The Independent has an interesting article looking at some of the news and reports released by the UK Government this week that appear to have slipped under the radar as revealed by Liberal Democrats leader, Tim Farron.

These include a report released on the day of the American election results in which the Ministry of Justice concluded that the treatment of transgender people in courts, probation and prison services “had not kept apace with development of a more general understanding of the issues surrounding gender in society”.

Another example is the Government revealing in a written statement earlier this week that they have implemented changes to the civil service compensation scheme – despite 95 per cent of civil servants and unions representing them disagreeing with the proposed reforms.

Then there was a written statement which revealed that the Ministry of Defence had been forced to ask for £438 million from the Government’s emergency reserves to pay top-up a compensation scheme for members of the armed forces, after an “administrative error” by Her Majesty’s Treasury.

On Tuesday ministers were accused of abandoning flagship pledges to electrify major rail lines. TA written statement revealed that upgrades of key routes to Bristol, Oxford and Berkshire have been “deferred” after spending spiralled out of control, prompting speculation they will never happen.

The Department for Education quietly slipped out statistics on the number of ‘coasting’ schools. In the Queen’s speech, the government said it planned to convert these so-called coasting schools into academies. According to the Government a ‘coasting’ school is one that over time does not support its pupils to fulfill their potential.

But the data in Dfe report claims that in the primary sector a high proportion of academies than non-academies are likely to be named as coasting.

Finally, Home Secretary Amber Rudd confirmed that people will continue to be detained at British ports, airports and international railway stations without there being any grounds for suspicion that the person is involved in terrorism or any other crime.
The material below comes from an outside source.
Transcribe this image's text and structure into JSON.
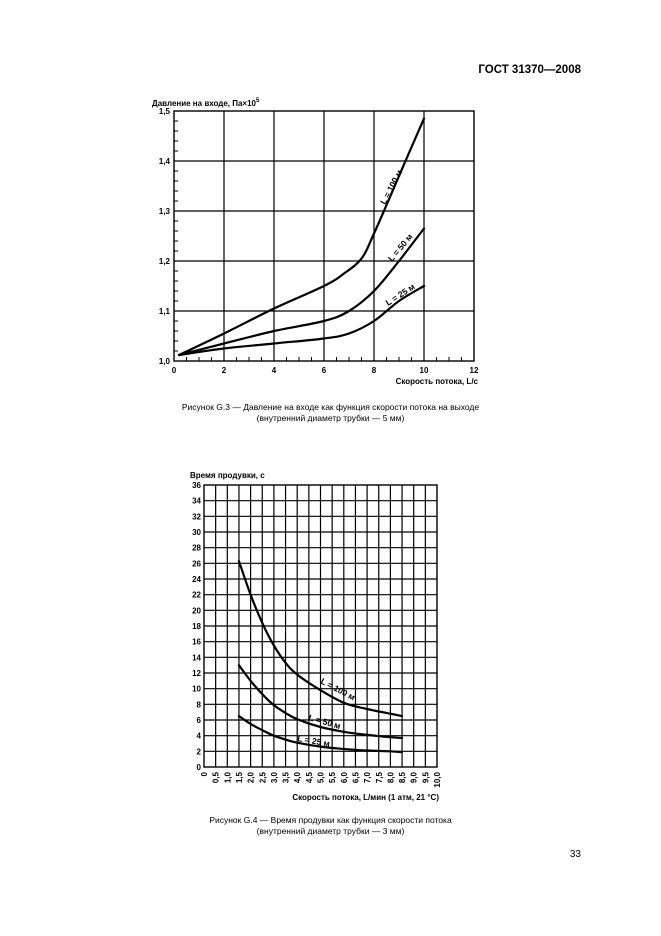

Ms Rudd also announced she wants to bring forward legislation to ensure terror suspects admitted to hospital could have this time removed from their detention, giving police and security forces more time to question them.

This would apply to suspects arrested without a warrant, who can be detained for up to 48 hours without charge and for up to a week for further questioning, with the approval of a judge.

Plus ça change, plus c'est la même chose as Donald Trump would not say.